If we limit or use Yoga only for removing some diseases, or for monetary benefit or personal happiness then we are doing disservice to our Rishis. It is being ungrateful to them. They had given their lives, did penance to discover this knowledge, enrich it and pass it on to us. We cannot limit it or use it only for physical benefits or misuse or barter it. But is should be practiced fully to make this nation fulfill its ordained duty towards the humanity to realize the Oneness of existence. Eknathji thus was a great visionary. It is really a very pleasant coincidence that the first International Yoga Day was celebrated during the birth centenary year of Eknathji.

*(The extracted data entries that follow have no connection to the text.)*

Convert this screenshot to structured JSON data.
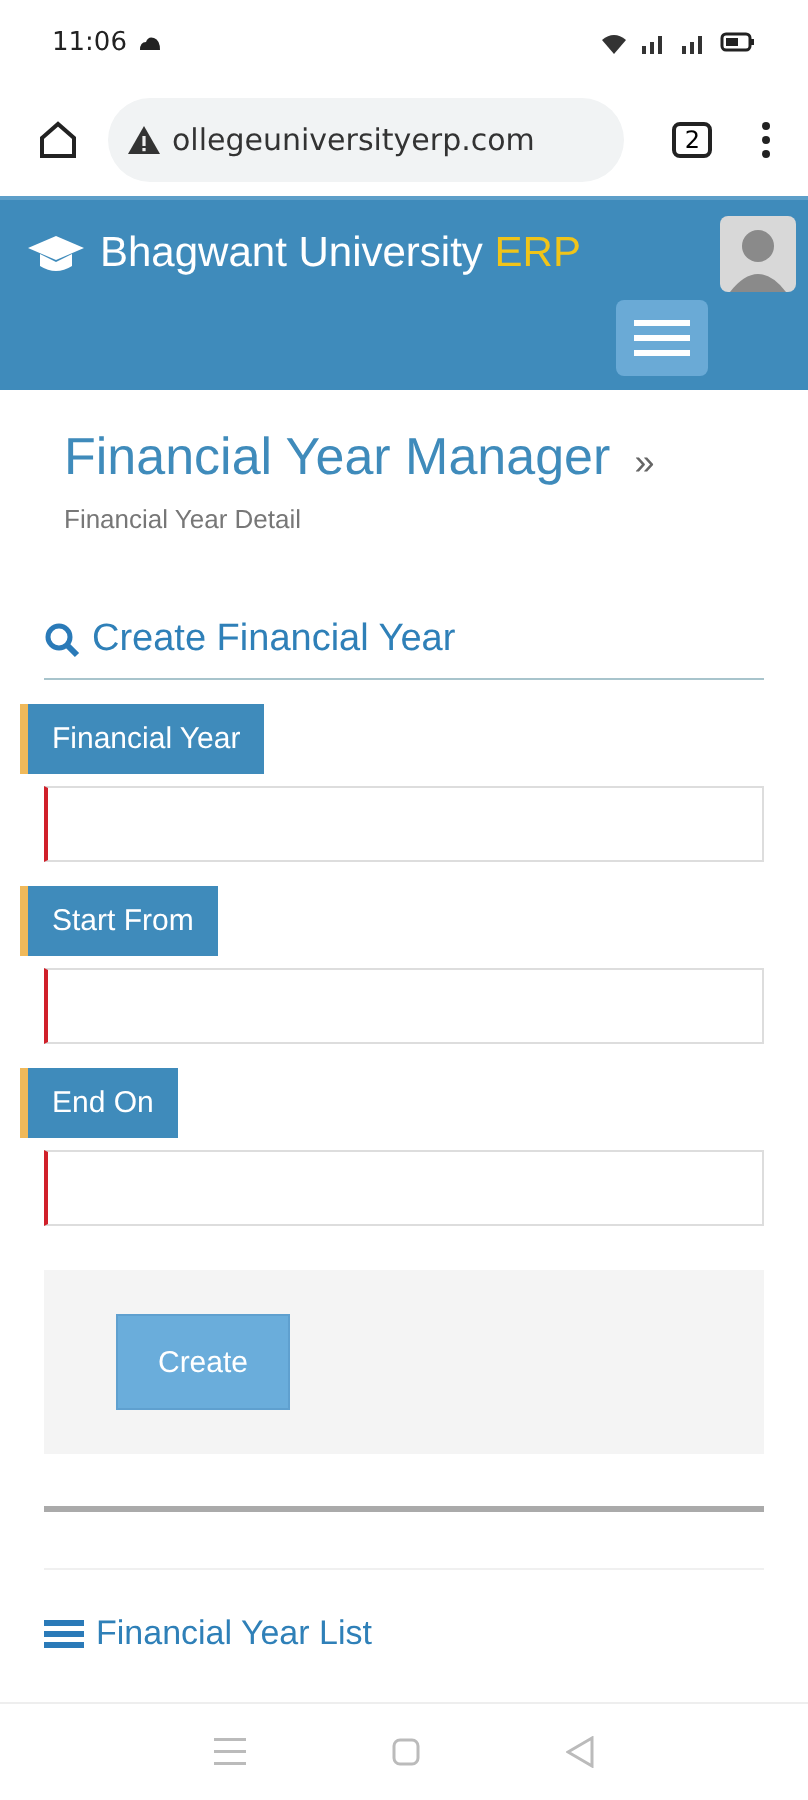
{
  "status_bar": {
    "time": "11:06"
  },
  "browser": {
    "url": "ollegeuniversityerp.com",
    "tab_count": "2"
  },
  "header": {
    "brand": "Bhagwant University",
    "brand_suffix": "ERP"
  },
  "page": {
    "title": "Financial Year Manager",
    "title_sep": "»",
    "subtitle": "Financial Year Detail"
  },
  "form": {
    "heading": "Create Financial Year",
    "fields": [
      {
        "label": "Financial Year"
      },
      {
        "label": "Start From"
      },
      {
        "label": "End On"
      }
    ],
    "button": "Create"
  },
  "list": {
    "heading": "Financial Year List"
  }
}
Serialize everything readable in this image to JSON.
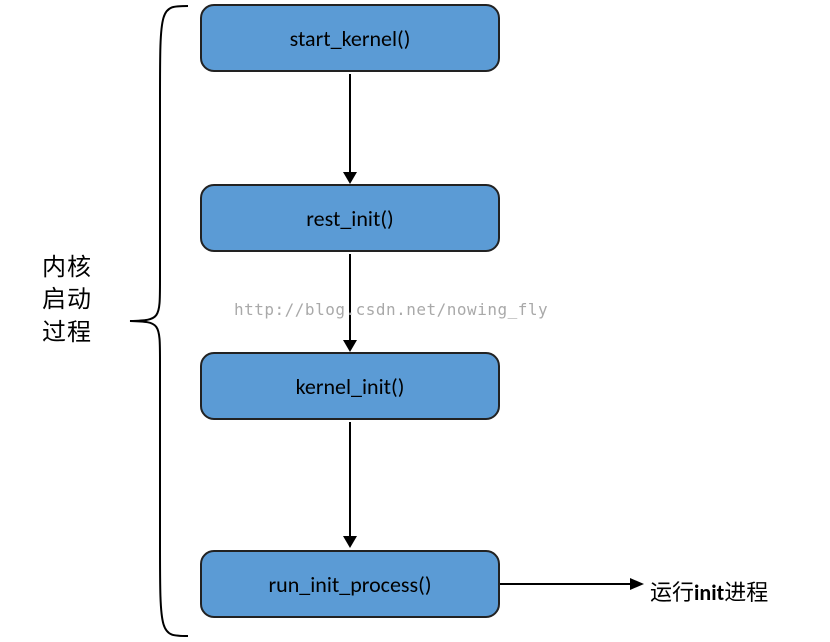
{
  "boxes": [
    {
      "label": "start_kernel()"
    },
    {
      "label": "rest_init()"
    },
    {
      "label": "kernel_init()"
    },
    {
      "label": "run_init_process()"
    }
  ],
  "sideLabel": {
    "line1": "内核",
    "line2": "启动",
    "line3": "过程"
  },
  "runLabel": {
    "prefix": "运行",
    "bold": "init",
    "suffix": "进程"
  },
  "watermark": "http://blog.csdn.net/nowing_fly",
  "colors": {
    "boxFill": "#5b9bd5",
    "boxStroke": "#222222",
    "arrow": "#000000",
    "watermark": "#a9a9a9"
  }
}
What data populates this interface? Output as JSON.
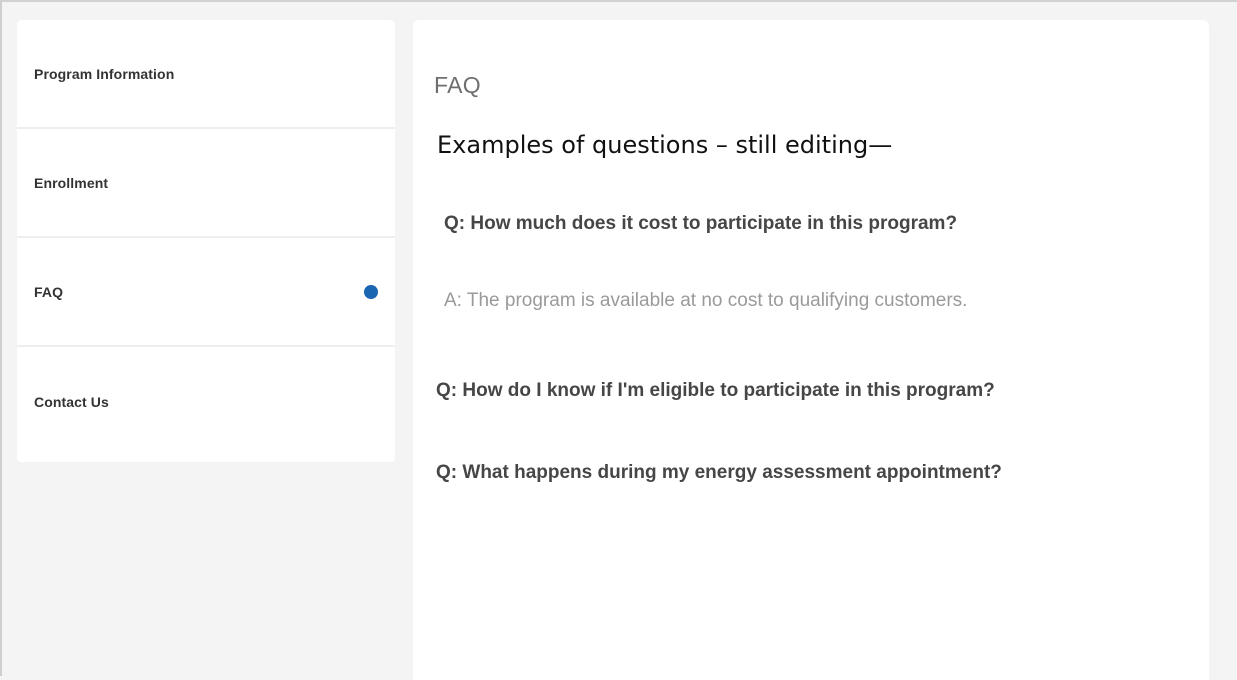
{
  "sidebar": {
    "items": [
      {
        "label": "Program Information",
        "active": false
      },
      {
        "label": "Enrollment",
        "active": false
      },
      {
        "label": "FAQ",
        "active": true
      },
      {
        "label": "Contact Us",
        "active": false
      }
    ],
    "active_indicator_icon": "dot-icon"
  },
  "main": {
    "title": "FAQ",
    "note": "Examples of questions – still editing—",
    "faqs": [
      {
        "question": "Q: How much does it cost to participate in this program?",
        "answer": "A: The program is available at no cost to qualifying customers."
      },
      {
        "question": "Q: How do I know if I'm eligible to participate in this program?"
      },
      {
        "question": "Q: What happens during my energy assessment appointment?"
      }
    ]
  },
  "colors": {
    "page_background": "#f4f4f4",
    "card_background": "#ffffff",
    "active_dot": "#1a66b3",
    "question_text": "#464646",
    "answer_text": "#9a9a9a",
    "title_text": "#6f6f6f"
  }
}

Whether as a Master organizer or as a man who made the impossible, possible or as a visionary what strikes any one in his life is his capacity to take any endeavor to its logical conclusion. No work would be left half-done or done as ‘somehow managed’. He believed in offering worship to Ishwara by his perfect, beautiful and purposeful actions. “Swakarmana Tam Abhyarchya Siddhim Vindanti Manavah – Worshipping Ishwara by one’s actions one reaches fulfillment”. Eknathji’s life was such a life of fulfillment made with tremendous will power. Eknathji was a man of tremendous will-power whether in work or even in sickness. When doctors gave up hopes after his brain hammaerage where he had even lost his memory he again recovered fully with his will-power and resumed his work. Great courage, great will power and great dedication to the cause can be learnt by studying his life. He continues to be the source of inspiration for every ordinary person who aspires to do extra-ordinary work for the sake of Bharatmata and make his or her life one of the most beautiful offerings to the Divine.